August 29, 2017
Thomas F. Hilton and Dennis McCarty
Never invest money you cannot afford to lose.
That admonition came from the late stock market expert, Louis Rukeyser, in his 1976 book, How to Make Money on Wall Street. This remains wise advice for anybody wanting to invest a sudden windfall. Financial planners will tell you that there are three things you can do with money. First, you can spend it. Spending is buying something that will depreciate over time like a car. Second, you can invest it. Investing is buying something that you hope will appreciate in time like stocks or a house. Third, you can let it sit in the bank for a rainy day where it may not do anybody any immediate good. Moreover, it might disappear on its own as states often recoup unspent funds.
Our opinion is that, while devastating right now, the opioid emergency is unlikely to last very long. We believe that it is risky to invest short-term opioid emergency funds in service expansion because once that funding is no longer available, you may not have the resources to serve your increased client load. This type of investment only makes sense with a solid plan for long-term capacity building, such as a funding commitment from municipal or philanthropic sources. Short of that, service expansion may do more harm than good in the long run.
Another option is spending on things like new computers for staff, upgrading software and servers, or redesigning your website. While all that stuff depreciates, it can also enhance efficiency, which could translate into increased capacity and the need for more future operating funds. Thus, some spending can become an infrastructure investment.
The challenge is how to decide; not just what to decide on. As the influx of added resources is likely to affect everyone in your organization, they will likely and rightly feel that they have a stake in its distribution. Managed carefully, the new resources can energize staff members if the way the funds are spent is perceived by all to be in the best interest of the organization and its clients.
Here are a few things you might consider doing – if opioid emergency funds become available:
Capacity: Set up a committee to explore how funds might be used to expand capacity knowing that resources will be finite. Meet with your state authority and determine how they plan to prioritize additional funds.
Outreach: Politics usually causes emergency funds to be wide spread and they may wind up in jails, courts, schools, churches, half-way houses, etc. Creating working groups to explore collaborating with other recipients might build some long-overdue bridges not fully developed due to lack of start-up resources. It may enable you to collaborate with local health centers and together build systems of care that included opioid agonist therapy with buprenorphine. Health centers often struggle with addressing opioid use disorder and may be willing to have your counselors see patients with disorders at their health center.

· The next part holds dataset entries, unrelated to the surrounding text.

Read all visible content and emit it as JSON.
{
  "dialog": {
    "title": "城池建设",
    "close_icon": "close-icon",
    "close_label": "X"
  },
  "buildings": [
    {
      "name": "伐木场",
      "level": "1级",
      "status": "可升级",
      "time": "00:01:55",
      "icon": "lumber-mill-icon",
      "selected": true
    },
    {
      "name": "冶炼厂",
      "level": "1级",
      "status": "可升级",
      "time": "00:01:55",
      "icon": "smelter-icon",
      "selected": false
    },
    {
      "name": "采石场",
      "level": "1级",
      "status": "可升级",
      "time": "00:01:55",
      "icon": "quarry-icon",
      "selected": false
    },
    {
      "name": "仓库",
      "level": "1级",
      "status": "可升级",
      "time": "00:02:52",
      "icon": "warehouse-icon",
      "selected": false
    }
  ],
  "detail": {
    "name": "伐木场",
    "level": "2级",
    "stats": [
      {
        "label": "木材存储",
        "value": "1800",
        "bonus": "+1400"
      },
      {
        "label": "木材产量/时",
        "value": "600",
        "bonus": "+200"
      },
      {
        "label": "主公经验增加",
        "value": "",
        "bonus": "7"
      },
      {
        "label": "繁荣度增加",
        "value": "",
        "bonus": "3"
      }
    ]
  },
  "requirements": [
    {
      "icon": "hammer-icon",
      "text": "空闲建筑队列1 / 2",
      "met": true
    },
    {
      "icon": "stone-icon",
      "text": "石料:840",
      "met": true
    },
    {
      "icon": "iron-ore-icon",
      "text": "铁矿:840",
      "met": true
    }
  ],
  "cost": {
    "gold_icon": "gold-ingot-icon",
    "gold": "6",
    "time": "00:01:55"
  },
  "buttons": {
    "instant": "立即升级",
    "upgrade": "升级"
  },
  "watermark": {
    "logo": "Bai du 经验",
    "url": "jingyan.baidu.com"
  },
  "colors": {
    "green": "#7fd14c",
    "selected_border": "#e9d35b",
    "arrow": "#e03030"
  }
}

Needs Assessment: Mike Dennis at Chestnut Health Systems has often noted that a great many people with alcohol and substance use problems are “multimorbid.” The new opioid crisis may have created a shift in client needs from previous years. They may need more careful monitoring for suicidality, education about what to do if they OD, help transitioning from long-term unemployment, or accessing more intense recovery support, such as Oxford Houses. The needs assessment should also consider the need for counselors skilled in assessing and treating co-morbid mental health disorders. You may be able to advocate for enhanced reimbursement so that your counselors can be paid better and you can recruit and retain counselors with the skills needed to treat complex patients.
Consensus Building: Once recommendations have been assembled, it makes sense to call an all-hands meeting to discuss options. The feedback from staff will help to optimize new expenditures, and likely build support for putting the funds to good use.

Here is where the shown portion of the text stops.